The above representation contains thirteen 8 × 8 matrices. Ten of these are Hermitian. The exceptional ones are the ones that contain the three components of w(r, t), the logarithmic gradient of the resistance function. These three matrices, for the resistance function are antihermitian.

The Maxwell's equations have been expressed in a matrix form for a medium with varying permittivity ε = ε(r, t) and permeability μ = μ(r, t), in presence of sources. This representation uses a single matrix equation, instead of a pair of matrix equations. In this representation, using 8 × 8 matrices, it has been possible to separate the dependence of the coupling between the upper components (Ψ^{+}) and the lower components (Ψ^{−}) through the two laboratory functions. Moreover, the exact matrix representation has an algebraic structure very similar to the Dirac equation. Maxwell's equations can be derived from the Fermat's principle of geometrical optics by the process of "wavization" analogous to the quantization of classical mechanics.

== Applications ==
One of the early uses of the matrix forms of the Maxwell's equations was to study certain symmetries, and the similarities with the Dirac equation.

The matrix form of the Maxwell's equations is used as a candidate for the Photon Wavefunction.

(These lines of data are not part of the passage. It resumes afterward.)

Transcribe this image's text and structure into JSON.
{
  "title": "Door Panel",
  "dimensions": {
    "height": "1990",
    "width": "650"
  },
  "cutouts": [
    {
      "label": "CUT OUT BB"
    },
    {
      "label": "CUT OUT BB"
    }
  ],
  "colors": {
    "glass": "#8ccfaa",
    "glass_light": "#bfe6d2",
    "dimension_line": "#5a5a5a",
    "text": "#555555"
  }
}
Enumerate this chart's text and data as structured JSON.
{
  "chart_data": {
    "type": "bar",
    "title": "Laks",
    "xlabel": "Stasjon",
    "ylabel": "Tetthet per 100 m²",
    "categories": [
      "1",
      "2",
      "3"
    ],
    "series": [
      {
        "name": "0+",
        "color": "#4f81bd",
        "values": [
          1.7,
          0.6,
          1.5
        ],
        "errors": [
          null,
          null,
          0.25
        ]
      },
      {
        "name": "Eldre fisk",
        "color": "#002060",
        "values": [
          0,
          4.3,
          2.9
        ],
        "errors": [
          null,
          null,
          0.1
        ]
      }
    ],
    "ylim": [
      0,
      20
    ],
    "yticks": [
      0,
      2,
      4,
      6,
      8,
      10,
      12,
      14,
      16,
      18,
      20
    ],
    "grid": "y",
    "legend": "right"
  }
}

Historically, the geometrical optics is based on the Fermat's principle of least time. Geometrical optics can be completely derived from the Maxwell's equations. This is traditionally done using the Helmholtz equation. The derivation of the Helmholtz equation from the Maxwell's equations is an approximation as one neglects the spatial and temporal derivatives of the permittivity and permeability of the medium. A new formalism of light beam optics has been developed, starting with the Maxwell's equations in a matrix form: a single entity containing all the four Maxwell's equations.
Such a prescription is sure to provide a deeper understanding of beam-optics and polarization in a unified manner.
The beam-optical Hamiltonian derived from this matrix representation has an algebraic structure very similar to the Dirac equation, making it amenable to the Foldy-Wouthuysen technique. This approach is very similar to one developed for the quantum theory of charged-particle beam optics.